Burned and unburned oil-contaminated media impede lateral growth of Neurospora crassa regardless of hydrophobin expression

Julia A. DeFeo and William J. Myers
Department of Biology, Rutgers University, Camden, NJ 08102


Bioremediation, or the use of organisms to degrade environmental pollutants, is an increasingly prevalent concern. Due to surging global oil production and the correlating increase of improper burned and unburned oil disposal, more information about organisms capable of bioremediation is needed.

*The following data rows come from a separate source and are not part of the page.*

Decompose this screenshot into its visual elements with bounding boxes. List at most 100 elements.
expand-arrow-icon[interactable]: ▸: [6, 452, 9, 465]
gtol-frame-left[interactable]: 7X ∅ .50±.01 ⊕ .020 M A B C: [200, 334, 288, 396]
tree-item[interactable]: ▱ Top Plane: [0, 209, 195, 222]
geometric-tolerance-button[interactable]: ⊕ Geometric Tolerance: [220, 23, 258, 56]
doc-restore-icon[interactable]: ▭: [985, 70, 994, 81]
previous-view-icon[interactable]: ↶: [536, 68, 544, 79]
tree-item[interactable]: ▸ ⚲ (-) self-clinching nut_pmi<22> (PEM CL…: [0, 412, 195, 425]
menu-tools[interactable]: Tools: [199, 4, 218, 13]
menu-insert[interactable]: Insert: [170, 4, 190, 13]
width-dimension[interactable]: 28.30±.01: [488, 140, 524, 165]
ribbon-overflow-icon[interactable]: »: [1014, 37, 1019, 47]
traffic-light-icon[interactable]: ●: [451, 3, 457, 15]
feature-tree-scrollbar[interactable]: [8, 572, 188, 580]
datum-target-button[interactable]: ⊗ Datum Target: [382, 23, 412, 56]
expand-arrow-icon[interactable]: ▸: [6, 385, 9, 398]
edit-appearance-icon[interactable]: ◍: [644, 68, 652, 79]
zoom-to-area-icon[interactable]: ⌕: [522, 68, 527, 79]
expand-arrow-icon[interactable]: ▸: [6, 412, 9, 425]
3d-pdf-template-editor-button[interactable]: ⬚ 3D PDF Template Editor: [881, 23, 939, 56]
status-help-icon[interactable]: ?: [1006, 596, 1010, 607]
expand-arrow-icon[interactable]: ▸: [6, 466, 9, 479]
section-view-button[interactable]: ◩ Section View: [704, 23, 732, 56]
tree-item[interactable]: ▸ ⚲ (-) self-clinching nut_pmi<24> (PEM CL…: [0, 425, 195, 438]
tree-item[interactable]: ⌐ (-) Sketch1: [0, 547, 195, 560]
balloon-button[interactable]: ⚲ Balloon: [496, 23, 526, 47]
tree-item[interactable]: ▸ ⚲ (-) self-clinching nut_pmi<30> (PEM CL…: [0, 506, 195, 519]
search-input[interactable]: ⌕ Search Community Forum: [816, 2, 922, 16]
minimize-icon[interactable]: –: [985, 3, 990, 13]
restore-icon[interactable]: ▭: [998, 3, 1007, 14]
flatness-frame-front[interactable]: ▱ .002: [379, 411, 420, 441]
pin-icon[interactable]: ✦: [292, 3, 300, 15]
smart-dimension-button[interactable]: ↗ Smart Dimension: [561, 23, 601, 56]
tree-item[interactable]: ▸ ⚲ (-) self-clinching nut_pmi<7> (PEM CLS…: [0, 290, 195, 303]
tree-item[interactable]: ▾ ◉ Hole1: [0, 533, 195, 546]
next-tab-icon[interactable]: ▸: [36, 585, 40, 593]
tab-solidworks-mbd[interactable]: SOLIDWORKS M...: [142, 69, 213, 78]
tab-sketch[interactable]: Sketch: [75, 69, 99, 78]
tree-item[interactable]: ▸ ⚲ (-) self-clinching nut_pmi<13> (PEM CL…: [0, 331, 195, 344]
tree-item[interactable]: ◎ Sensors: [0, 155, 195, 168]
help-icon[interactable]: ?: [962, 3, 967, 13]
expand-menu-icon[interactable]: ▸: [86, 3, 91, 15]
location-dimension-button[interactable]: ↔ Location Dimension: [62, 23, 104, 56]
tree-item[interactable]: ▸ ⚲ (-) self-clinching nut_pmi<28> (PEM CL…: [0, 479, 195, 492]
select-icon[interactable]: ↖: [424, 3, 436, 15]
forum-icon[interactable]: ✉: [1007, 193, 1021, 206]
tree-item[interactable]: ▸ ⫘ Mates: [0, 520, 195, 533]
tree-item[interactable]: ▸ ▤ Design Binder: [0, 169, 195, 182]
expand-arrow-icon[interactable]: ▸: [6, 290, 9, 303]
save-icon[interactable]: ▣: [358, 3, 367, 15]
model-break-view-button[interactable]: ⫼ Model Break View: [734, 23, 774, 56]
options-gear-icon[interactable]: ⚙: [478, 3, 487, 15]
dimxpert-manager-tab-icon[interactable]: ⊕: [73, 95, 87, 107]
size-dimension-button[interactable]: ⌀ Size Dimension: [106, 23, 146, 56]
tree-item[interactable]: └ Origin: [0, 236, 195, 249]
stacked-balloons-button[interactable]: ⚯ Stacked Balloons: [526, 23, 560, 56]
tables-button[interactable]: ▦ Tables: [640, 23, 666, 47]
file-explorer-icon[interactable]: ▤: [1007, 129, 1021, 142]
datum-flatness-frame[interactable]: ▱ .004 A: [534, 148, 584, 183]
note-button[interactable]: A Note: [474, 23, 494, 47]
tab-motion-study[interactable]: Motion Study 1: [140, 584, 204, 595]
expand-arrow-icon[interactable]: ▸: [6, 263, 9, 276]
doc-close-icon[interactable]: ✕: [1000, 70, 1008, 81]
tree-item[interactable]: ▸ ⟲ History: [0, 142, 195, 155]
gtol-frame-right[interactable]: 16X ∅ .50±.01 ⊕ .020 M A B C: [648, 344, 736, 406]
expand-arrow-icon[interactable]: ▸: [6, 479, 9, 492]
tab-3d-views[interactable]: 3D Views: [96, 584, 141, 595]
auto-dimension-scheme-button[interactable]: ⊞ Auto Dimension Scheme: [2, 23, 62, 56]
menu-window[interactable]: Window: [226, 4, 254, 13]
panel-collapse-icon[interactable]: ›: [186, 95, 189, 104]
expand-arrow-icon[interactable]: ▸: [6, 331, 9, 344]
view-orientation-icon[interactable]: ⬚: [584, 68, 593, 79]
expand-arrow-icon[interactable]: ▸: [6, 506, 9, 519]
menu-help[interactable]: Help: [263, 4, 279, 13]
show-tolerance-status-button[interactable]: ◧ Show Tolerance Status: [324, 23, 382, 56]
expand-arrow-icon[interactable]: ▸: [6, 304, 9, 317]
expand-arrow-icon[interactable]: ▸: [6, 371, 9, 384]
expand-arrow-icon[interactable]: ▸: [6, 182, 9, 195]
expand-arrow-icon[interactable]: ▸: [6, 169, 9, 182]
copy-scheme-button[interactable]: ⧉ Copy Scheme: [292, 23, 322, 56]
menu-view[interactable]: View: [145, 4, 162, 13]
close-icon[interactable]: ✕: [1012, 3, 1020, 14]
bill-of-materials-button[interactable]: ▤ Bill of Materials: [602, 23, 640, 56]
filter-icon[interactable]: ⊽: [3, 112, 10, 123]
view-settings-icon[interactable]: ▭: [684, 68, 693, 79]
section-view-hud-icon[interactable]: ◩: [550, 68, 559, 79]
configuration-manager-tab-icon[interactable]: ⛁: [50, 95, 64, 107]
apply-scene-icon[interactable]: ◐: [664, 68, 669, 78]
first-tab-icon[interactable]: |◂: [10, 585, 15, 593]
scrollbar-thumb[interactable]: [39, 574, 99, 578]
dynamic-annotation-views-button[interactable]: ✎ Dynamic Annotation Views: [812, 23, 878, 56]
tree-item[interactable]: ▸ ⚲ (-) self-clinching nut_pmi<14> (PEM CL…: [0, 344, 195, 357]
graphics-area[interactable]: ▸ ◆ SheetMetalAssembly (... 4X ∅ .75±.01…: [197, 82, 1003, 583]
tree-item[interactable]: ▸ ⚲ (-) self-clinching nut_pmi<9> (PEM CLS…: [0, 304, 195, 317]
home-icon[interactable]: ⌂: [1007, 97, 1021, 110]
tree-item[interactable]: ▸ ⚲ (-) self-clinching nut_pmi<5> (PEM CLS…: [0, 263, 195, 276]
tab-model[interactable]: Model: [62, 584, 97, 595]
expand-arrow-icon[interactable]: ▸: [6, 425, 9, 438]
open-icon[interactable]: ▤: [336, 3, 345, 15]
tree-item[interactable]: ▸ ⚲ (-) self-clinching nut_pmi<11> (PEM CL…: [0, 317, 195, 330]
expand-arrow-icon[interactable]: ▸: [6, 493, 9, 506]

Fungi are commonly considered for bioremediation due to their production of various exoenzymes and documented capacity for degrading crude oils. Hydrophobins, an amphipathic protein utilized by some filamentous fungi to decrease the surface tension of surrounding liquid media, may be an important consideration in the growth of fungi in the context of bioremediation. This study aims to characterize the growth of Neuropsora crassa in burned and unburned oil-contaminated media with and without the production of hydrophobins in order to determine if N. crassa can tolerate an oil-polluted environment. Here we show that both burned and unburned oil-contaminated media lead to a significant impairment of lateral growth. There was no significant impact on lateral growth due to the presence of hydrophobins. This experiment therefore demonstrates an inihibted capacity for N. crassa to grow in oil-contaminated environments. Future research should aim to further define specific growth characteristics of N. crassa in oil-contaminated environments such as effects on reproductive structures and hyphal branching.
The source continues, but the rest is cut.